2022 Nobel Prize in Economics goes to Ben Bernanke and two US economists – Economy

Surprise at the award of this year’s Nobel Prize for Economics: It goes to the former US Federal Reserve Chairman Ben Bernanke and to the two economists Douglas W. Diamond and Philip H. Dybvig, said the Royal Swedish Academy of Sciences in Stockholm. Bernanke, former Fed President, and the other two economists will receive the prestigious award “for their research into banks and financial crises,” said the academy’s secretary-general, Hans Ellegren, at the announcement on the university campus in the Swedish capital.

What is particularly unusual this year is that the prize goes to an economist who has had ample opportunity to test his theories in practice. From 2006 to 2014, Ben Bernanke, 68, was President of the US Federal Reserve, or Fed for short. The global financial crisis of 2007 and 2008 in particular fell during his term of office. It is probably thanks to his commitment that the crisis in September 2008 after the collapse of the Lehman Brothers bank was contained at the last moment and the world did not plunge into a catastrophic depression as in the Great Depression of 1929.

Understanding the Great Depression is the “Holy Grail of Economics”

Bernanke was able to draw on his own scientific work. The economist had been researching the global economic crisis since the 1980s, first at Stanford and then at Princeton. He once described understanding this crisis as the “Holy Grail of economics”. Today, Bernanke works at the Brookings Institution, a think tank in Washington.

In addition to Bernanke, the two US economists Douglas W. Diamond (University of Chicago) and Philip H. Dybvig (Washington University in St. Louis) were also honored. All three have made a decisive contribution to “better understanding the role of banks, especially in financial crises,” according to the Nobel Committee statement. It is important to understand why banks should be avoided in a crisis.

Unlike the other Nobel prizes, the one for economics does not go back to Alfred Nobel’s legacy, but was donated by the Swedish Reichsbank in 1968. It is worth almost 900,000 euros and will be presented in Oslo on December 10th together with the other Nobel Prizes.

The Nobel Prize in economics has only been awarded since 1969 and is endowed with ten million crowns (about 913,000 euros). It is donated by the Swedish central bank. With the award, it takes account of the growing importance of economic issues.

Last year, the US-based economists David Card, Joshua Angrist and Guido Imbens were honored with the prestigious award.

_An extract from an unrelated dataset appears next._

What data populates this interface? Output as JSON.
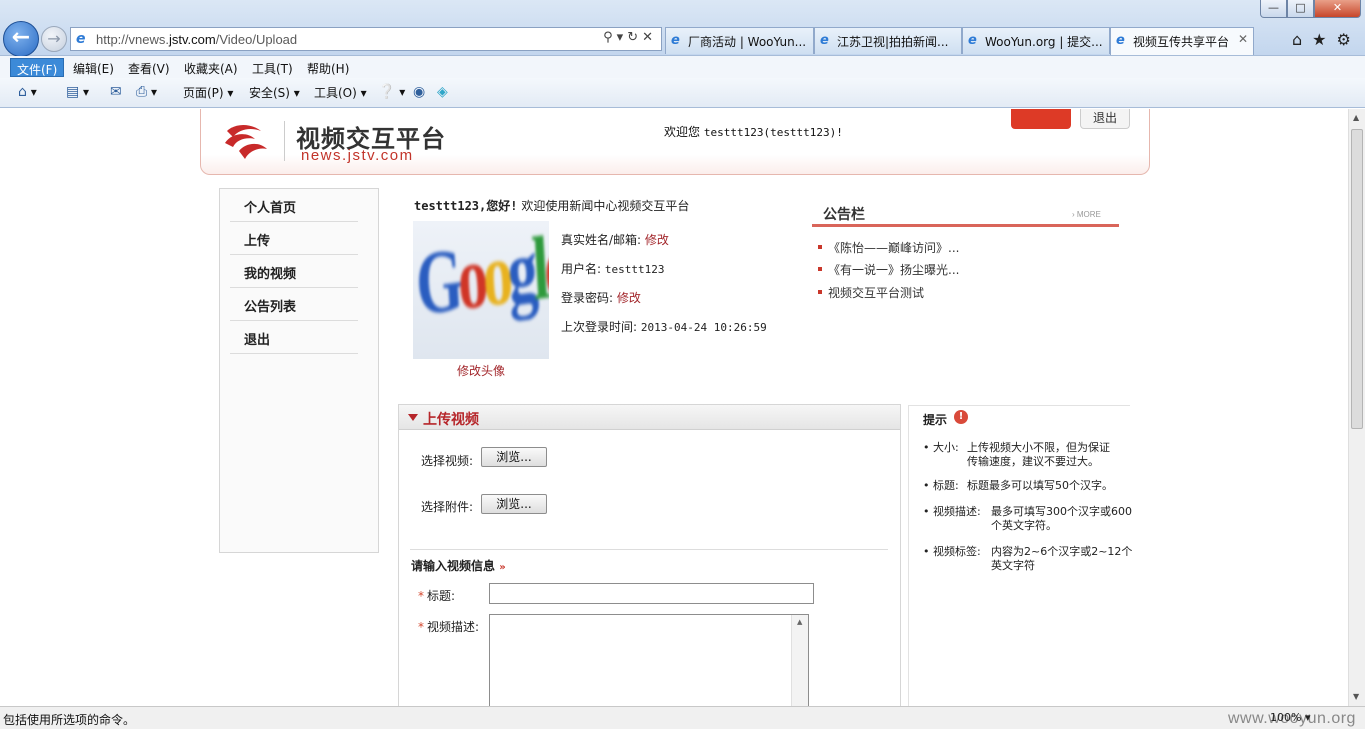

This means that all Nobel Prize winners for this year have been announced. The names of the winners in the categories medicine, physics, chemistry, literature and peace had already been announced over the past week. The Nobel Prizes are traditionally presented at a ceremony on December 10th, the anniversary of the death of prize donor and dynamite inventor Alfred Nobel (1833-1896). All Nobel prizes this year are again endowed with ten million Swedish crowns. That’s the equivalent of almost 915,000 euros at the moment.

So far there has only been one award winner from Germany

The Nobel Prize in Economic Sciences is the only one of the Nobel Prizes that does not go back to the will of Alfred Nobel (1833-1896), inventor of the dynamite and founder of the prize. It has been donated by the Swedish Reichsbank since the late 1960s and is therefore not, strictly speaking, one of the classic Nobel Prizes. Nevertheless, like the other Nobel prizes, it will be ceremoniously presented on the anniversary of Nobel’s death, December 10th. In general, the Nobel Prize in Economics very often goes to economists who come from the USA or do research there. So far, the only German prizewinner in this category has been the Bonn scientist Reinhard Selten: He received the award in 1994 together with John Nash and John Harsanyi for their groundbreaking contributions to non-cooperative game theory.